It sounds like most of these problems are "CLIs suck, since it's hard to parse commands and filenames". GUIs don't have these problems. And Apple solved the pathname problem in the Classic MacOS by not having paths - references to files were to be stored as "alias" data structures, which contained the inode ID (so despite moving files around, a reference would still point to the original file).
For example, all GUIs must display filenames (say in a file-picker), but how do you display the filenames if you don't know what the encoding is, or if the filename disobeys the encoding? What should you show a user when "control-A" is one of the "characters"? How can you give line-at-a-time display when newline is in a filename? How do you process filename, since it may not be a legal string in the current encoding (a problem both Qt and Python have hit)?
The Qt solution is to mandate that filenames must be in UTF-8. Period. So the nonsense that "filenames can be almost any sequence of bytes" is just that, nonsense. It's silly anyway; why allow ALMOST anything, but not anything?
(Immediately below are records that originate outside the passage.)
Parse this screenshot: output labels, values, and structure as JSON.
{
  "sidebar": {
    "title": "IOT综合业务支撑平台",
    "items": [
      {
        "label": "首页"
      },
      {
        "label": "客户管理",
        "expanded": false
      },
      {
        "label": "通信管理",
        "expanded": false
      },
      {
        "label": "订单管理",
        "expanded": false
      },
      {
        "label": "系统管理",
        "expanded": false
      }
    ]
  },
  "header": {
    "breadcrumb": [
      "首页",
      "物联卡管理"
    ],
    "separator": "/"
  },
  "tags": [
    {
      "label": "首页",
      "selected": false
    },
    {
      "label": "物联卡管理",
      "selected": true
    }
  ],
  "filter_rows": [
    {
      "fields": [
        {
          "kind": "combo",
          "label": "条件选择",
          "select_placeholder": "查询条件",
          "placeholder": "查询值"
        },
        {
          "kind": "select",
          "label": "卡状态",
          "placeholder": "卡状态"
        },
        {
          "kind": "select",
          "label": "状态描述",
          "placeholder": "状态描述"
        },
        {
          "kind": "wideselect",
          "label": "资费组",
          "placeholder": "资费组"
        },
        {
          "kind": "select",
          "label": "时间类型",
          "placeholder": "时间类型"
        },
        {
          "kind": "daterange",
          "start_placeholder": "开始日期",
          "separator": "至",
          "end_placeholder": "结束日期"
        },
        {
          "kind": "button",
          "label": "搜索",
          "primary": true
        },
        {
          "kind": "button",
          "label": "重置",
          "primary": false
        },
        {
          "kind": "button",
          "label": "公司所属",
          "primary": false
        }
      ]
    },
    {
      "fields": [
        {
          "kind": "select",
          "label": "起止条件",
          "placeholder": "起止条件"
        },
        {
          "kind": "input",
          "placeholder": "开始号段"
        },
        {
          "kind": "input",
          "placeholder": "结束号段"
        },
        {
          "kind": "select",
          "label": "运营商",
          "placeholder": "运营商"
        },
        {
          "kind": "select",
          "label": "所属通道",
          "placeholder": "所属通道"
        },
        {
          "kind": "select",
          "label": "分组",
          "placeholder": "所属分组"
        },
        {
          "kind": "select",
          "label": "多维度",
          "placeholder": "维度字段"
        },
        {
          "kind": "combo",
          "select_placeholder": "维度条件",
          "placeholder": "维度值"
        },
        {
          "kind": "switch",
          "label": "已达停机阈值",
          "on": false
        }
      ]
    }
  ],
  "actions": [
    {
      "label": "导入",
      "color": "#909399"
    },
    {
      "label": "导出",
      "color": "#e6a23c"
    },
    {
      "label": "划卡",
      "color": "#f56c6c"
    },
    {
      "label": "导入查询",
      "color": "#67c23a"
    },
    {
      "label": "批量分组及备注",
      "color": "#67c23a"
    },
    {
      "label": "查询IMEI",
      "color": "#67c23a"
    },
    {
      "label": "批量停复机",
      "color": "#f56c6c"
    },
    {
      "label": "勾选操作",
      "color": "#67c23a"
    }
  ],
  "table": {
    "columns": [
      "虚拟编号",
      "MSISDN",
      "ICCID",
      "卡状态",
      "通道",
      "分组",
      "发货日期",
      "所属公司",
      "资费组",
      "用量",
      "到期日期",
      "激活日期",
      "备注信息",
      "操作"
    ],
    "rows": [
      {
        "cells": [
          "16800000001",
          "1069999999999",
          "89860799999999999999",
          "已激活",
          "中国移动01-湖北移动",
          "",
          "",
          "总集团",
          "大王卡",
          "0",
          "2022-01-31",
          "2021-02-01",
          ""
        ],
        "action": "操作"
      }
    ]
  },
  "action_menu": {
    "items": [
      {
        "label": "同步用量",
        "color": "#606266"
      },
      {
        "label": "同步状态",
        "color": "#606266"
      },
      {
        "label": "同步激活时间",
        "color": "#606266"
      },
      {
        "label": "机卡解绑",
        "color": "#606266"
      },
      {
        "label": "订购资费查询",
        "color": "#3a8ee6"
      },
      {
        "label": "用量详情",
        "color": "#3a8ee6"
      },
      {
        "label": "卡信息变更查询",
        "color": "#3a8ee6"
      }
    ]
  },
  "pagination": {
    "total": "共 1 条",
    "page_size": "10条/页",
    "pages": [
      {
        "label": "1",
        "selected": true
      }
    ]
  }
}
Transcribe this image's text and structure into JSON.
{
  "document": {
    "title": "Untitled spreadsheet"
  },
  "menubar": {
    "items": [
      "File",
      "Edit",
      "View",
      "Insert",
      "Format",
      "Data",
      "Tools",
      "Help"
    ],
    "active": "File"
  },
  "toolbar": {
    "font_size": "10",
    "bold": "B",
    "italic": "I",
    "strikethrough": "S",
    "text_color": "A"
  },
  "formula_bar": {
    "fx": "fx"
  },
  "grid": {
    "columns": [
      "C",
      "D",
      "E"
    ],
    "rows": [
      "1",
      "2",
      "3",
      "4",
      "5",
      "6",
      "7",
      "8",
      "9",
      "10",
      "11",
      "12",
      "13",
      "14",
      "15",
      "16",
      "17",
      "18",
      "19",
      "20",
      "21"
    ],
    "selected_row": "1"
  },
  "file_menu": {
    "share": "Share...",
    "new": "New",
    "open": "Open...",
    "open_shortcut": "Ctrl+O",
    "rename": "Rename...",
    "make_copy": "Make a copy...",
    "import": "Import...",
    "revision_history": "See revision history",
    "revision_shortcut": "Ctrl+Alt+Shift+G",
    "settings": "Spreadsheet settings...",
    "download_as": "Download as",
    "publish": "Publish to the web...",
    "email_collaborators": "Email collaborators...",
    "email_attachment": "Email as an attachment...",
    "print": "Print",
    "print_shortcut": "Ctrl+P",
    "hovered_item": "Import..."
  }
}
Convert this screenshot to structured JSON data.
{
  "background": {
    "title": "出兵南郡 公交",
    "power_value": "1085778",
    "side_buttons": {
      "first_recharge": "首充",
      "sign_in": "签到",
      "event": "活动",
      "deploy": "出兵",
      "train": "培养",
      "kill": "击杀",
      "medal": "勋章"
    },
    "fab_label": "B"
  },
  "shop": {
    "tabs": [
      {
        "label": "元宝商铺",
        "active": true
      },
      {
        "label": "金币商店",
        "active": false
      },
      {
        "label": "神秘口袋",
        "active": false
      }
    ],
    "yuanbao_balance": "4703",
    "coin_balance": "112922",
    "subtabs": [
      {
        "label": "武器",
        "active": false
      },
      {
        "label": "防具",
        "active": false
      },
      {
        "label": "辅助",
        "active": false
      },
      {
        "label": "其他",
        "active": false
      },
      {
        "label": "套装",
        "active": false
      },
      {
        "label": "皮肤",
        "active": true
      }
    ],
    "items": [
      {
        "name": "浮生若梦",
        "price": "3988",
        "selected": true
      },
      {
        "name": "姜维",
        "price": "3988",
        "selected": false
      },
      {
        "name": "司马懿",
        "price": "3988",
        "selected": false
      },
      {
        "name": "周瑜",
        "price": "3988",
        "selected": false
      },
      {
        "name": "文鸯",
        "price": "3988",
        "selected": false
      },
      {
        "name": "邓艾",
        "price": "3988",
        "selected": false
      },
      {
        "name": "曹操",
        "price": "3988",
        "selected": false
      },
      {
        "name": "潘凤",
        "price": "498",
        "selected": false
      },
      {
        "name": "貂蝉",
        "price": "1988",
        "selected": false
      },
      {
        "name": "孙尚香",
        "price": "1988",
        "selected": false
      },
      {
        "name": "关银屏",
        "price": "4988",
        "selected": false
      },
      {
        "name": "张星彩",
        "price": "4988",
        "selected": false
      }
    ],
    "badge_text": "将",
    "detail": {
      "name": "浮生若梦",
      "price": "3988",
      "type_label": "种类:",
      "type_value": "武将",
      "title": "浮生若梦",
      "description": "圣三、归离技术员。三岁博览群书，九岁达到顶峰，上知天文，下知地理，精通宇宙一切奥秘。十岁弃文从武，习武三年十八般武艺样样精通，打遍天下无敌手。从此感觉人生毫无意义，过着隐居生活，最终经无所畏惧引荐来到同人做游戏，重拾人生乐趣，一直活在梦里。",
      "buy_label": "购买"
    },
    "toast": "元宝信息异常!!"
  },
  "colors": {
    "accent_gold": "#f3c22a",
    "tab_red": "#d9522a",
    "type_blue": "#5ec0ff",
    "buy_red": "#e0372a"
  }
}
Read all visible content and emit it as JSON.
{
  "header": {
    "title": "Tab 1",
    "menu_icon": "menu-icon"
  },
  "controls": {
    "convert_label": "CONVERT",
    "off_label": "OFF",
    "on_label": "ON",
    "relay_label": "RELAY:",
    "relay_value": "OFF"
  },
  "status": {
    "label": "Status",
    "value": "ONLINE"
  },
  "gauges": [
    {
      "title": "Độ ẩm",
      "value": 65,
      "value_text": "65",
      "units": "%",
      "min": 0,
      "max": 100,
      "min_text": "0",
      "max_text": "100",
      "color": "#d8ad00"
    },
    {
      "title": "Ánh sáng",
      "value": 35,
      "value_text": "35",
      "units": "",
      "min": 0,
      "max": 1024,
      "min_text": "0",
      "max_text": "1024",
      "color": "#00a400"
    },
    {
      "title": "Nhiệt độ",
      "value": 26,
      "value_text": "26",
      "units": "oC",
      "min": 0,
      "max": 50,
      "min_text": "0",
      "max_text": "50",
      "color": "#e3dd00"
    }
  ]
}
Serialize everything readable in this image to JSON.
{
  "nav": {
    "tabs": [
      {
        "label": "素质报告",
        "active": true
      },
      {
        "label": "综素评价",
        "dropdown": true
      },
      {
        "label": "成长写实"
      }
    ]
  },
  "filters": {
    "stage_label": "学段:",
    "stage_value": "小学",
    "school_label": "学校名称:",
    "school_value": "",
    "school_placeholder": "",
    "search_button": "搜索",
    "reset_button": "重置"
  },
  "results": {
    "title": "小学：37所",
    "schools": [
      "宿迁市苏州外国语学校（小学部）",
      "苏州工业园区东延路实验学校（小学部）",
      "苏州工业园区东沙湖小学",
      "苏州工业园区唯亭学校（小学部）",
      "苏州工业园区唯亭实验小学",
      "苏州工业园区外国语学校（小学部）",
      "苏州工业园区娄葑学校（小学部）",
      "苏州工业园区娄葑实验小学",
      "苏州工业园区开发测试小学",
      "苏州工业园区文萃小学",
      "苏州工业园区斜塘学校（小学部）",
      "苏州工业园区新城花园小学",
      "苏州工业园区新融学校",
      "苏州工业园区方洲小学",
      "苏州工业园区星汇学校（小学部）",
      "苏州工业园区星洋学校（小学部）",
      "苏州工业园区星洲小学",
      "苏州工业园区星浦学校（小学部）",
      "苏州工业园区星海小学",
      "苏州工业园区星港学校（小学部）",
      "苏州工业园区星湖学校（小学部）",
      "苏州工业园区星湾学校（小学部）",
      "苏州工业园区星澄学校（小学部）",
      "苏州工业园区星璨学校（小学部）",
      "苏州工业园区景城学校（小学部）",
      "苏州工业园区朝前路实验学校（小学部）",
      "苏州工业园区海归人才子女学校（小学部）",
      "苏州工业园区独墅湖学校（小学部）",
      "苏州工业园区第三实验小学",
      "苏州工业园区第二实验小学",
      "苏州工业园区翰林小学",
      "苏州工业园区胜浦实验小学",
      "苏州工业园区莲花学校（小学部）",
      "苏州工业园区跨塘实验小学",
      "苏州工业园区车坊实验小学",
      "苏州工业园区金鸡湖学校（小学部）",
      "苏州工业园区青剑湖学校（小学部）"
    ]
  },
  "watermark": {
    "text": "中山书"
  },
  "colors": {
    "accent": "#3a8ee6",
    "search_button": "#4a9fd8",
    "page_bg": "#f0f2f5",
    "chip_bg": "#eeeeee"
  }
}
This also assumes that GUI programs never invoke other programs, which is also absurd. Every time a GUI does system(), exec(), and so on, it risks these filename problems (e.g., if it tries to pass a filename with a leading "-").
The problems are WORSE in shell, but they still occur in other languages.
The difference is that in a GUI, even if you fall back to displaying a foreign or poorly-encoded filename as a bunch of Unicode entity squares, the user can still preview, open, edit, move, rename or delete the file. On the command line, you can't do anything with it if you can't type the name.